The "Father of Pan-Slavism"; b. Oberh, Croatia, c. 1617; d. near Vienna, 1683. He attended the Jesuit Gymnasium in Zagreb from 1630 to 1636, studied philosophy at the University of Graz, Austria, and theology at Bologna and Rome, and after his ordination in September 1642, received a doctorate in theology. He prepared himself for the mission in which he had long been interested, converting the Russians to Catholicism. In 1647, after two years in Croatia, he traveled to Warsaw, Smolensk, and Moscow, and then went to Poland for two years. Subsequently he arrived at Vienna and visited Constantinople with an Austrian diplomatic mission. In Rome in 1652, he wrote several treatises in Latin about Russia and the Orthodox. Without permission of the Office of Propaganda he left Rome for Vienna, and by April 1659 he was in the Ukraine.
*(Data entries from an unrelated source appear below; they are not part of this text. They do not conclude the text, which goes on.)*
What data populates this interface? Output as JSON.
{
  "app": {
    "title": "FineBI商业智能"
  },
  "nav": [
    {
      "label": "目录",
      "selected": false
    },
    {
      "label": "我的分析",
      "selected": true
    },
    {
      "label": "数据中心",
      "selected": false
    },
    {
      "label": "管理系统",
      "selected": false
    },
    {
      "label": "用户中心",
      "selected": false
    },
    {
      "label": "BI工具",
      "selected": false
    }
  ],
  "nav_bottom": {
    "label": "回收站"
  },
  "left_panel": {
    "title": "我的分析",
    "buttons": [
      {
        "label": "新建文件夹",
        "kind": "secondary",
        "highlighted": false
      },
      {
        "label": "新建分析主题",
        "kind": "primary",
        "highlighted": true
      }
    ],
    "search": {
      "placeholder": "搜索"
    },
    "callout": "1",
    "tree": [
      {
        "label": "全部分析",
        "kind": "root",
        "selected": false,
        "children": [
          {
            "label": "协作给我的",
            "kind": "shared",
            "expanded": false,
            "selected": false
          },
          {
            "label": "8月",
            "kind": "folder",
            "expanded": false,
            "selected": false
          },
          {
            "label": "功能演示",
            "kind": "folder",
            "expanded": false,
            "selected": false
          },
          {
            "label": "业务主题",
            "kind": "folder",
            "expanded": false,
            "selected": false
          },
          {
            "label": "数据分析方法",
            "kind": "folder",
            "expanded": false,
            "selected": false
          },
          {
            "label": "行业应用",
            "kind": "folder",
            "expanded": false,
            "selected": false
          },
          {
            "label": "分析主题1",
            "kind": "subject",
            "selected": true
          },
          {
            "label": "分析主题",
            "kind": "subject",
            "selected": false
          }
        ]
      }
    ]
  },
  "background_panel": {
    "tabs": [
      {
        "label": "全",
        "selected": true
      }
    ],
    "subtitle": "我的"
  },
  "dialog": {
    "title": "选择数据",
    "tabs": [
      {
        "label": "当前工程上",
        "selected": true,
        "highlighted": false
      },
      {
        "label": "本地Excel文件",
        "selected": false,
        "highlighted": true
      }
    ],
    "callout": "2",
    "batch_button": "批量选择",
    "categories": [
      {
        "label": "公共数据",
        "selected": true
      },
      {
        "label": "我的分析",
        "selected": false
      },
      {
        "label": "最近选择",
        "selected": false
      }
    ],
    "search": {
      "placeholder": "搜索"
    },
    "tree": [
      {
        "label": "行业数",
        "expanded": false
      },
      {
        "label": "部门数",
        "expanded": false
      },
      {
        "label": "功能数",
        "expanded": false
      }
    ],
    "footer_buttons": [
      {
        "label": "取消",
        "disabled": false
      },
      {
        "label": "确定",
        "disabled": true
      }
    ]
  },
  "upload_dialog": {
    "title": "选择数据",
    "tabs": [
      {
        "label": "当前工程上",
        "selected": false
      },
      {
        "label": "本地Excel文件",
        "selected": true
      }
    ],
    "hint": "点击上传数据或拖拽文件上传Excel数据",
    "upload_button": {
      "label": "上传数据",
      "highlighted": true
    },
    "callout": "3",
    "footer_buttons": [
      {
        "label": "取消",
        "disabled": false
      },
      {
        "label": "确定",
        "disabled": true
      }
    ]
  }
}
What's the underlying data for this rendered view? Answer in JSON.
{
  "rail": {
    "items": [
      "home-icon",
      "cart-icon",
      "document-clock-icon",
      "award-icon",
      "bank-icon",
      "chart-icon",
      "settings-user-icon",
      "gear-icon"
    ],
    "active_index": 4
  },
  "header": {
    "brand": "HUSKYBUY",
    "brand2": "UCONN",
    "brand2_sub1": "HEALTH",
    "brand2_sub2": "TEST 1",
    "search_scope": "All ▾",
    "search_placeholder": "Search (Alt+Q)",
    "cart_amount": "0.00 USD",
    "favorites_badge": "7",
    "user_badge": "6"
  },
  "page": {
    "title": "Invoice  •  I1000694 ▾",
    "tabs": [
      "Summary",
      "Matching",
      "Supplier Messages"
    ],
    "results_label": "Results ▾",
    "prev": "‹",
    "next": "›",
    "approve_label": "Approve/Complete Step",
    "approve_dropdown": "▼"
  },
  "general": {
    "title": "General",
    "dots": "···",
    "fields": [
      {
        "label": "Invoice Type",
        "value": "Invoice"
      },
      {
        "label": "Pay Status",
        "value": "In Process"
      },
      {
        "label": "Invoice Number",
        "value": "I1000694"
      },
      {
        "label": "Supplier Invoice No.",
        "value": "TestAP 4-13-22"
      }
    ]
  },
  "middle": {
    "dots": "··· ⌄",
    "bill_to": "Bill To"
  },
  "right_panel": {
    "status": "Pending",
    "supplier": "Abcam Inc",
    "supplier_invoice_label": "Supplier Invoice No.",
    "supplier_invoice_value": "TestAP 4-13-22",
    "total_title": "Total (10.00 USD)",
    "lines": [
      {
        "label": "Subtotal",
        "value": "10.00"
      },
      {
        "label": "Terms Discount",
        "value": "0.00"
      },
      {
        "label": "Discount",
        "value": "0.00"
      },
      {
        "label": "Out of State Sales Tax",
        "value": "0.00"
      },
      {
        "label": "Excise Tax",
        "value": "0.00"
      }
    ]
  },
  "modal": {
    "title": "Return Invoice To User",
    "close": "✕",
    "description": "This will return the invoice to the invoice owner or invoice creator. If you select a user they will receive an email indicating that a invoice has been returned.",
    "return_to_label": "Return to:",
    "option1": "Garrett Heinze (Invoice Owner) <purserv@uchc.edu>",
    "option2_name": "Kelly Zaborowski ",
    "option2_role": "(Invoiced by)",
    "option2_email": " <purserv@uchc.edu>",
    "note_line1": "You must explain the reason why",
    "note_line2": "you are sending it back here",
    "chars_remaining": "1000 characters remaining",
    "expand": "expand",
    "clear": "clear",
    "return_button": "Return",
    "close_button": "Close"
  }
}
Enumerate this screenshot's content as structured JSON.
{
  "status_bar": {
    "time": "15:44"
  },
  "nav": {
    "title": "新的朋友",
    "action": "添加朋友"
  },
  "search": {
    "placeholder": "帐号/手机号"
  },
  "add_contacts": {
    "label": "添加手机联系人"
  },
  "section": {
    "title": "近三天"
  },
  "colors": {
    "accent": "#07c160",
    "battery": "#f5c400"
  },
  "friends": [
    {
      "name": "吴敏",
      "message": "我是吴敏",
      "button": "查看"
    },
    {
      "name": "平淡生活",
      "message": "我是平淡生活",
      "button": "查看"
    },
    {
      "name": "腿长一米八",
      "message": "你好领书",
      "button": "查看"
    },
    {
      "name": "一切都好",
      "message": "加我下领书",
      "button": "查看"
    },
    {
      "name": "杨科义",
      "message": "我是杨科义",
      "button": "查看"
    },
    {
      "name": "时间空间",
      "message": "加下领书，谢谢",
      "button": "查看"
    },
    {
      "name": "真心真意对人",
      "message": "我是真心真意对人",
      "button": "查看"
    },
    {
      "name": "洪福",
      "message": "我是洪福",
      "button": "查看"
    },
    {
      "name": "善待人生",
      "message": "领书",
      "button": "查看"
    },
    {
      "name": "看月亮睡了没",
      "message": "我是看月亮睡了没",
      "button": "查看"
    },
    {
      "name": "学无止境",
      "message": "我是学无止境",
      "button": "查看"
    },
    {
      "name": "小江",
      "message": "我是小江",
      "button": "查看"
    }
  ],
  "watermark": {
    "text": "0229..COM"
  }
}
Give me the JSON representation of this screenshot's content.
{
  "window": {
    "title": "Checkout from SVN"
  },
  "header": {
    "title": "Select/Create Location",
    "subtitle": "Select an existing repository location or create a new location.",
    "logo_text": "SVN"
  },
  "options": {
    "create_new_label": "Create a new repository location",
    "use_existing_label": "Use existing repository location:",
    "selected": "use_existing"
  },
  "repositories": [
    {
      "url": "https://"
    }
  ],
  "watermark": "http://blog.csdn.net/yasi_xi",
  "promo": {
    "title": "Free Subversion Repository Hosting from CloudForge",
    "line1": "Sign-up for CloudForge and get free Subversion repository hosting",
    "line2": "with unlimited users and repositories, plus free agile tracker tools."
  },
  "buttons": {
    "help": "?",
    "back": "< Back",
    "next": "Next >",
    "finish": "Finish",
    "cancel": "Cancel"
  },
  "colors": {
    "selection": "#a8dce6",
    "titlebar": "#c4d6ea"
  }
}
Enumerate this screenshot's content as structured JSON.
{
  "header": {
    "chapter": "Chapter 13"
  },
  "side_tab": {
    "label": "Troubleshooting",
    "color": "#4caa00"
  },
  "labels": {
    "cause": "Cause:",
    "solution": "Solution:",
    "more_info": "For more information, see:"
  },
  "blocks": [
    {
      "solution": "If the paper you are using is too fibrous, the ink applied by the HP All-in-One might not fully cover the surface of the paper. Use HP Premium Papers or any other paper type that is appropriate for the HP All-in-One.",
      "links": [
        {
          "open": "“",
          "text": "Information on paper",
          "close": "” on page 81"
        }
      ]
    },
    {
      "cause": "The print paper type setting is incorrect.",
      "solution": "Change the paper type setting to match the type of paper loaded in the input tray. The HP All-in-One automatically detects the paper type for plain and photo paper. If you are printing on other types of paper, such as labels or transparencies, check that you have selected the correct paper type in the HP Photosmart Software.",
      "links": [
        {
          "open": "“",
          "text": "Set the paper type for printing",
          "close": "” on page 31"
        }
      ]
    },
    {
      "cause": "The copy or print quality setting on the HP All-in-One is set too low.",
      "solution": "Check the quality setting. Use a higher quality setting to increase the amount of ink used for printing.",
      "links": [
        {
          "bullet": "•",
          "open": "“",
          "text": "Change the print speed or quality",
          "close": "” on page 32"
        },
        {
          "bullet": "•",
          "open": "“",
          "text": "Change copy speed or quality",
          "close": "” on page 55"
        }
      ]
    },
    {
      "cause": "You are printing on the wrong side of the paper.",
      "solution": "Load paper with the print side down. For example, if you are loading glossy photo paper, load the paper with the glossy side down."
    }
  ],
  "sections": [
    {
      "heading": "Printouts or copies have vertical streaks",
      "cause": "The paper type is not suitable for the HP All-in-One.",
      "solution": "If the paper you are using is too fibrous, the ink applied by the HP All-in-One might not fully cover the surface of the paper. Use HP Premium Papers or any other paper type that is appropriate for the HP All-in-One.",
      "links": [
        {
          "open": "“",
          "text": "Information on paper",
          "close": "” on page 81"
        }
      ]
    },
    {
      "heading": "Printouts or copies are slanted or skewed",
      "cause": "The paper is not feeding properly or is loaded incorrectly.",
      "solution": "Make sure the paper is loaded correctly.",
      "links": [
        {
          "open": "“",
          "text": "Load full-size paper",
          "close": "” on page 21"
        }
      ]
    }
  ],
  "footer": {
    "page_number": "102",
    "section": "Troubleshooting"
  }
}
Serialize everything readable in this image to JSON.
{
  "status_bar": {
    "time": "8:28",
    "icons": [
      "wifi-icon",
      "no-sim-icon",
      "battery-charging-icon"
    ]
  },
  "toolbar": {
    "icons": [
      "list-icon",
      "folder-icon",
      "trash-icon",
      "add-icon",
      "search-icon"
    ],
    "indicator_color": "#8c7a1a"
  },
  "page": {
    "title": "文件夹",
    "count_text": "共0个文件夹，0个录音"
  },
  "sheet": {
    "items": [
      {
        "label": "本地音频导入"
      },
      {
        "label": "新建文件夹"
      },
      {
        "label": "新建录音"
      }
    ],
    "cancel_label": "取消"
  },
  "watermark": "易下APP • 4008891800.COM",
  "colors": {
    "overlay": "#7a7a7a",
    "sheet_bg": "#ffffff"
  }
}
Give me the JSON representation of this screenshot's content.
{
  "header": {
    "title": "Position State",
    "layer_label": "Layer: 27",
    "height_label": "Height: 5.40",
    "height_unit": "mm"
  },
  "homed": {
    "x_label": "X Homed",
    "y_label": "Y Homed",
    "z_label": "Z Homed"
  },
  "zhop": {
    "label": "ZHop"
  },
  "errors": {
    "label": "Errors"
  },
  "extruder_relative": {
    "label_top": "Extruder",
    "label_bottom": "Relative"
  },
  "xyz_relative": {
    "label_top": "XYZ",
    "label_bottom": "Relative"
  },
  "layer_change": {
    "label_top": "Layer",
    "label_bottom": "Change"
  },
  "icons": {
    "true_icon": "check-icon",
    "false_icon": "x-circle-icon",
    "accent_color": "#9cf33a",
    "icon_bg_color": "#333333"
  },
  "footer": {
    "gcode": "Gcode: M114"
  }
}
In September 1659, he concealed his identity as a Catholic priest, went to Moscow, and worked for a time as a translator for the government of Tsar Alexis. In January 1661, he was exiled to Tobolsk, Siberia, where he wrote several books, notably a grammar of a proposed general Slavic language, and Politika, which appealed to the Tsar to unite all Slavs against the Germans. In March 1676 he was released and went to Vilna to join the Polish Dominicans. He died as a chaplain in the Polish army of King John III Sobieski during the Turkish siege of Vienna in the summer of 1683. Several of his books were published in Russia where he was hailed as a significant writer and an advocate of the ideal of Slavic solidarity.

Bibliography: p. g. scolardi, Krijanich: Messager de l'unité des chrétiens et père du panslavisme (Paris 1947). m. b. petrovich, "Juraj Križaniç: A Precursor of Pan-Slavism," American Slavic and East European Review 6. 1819 (1947) 7592.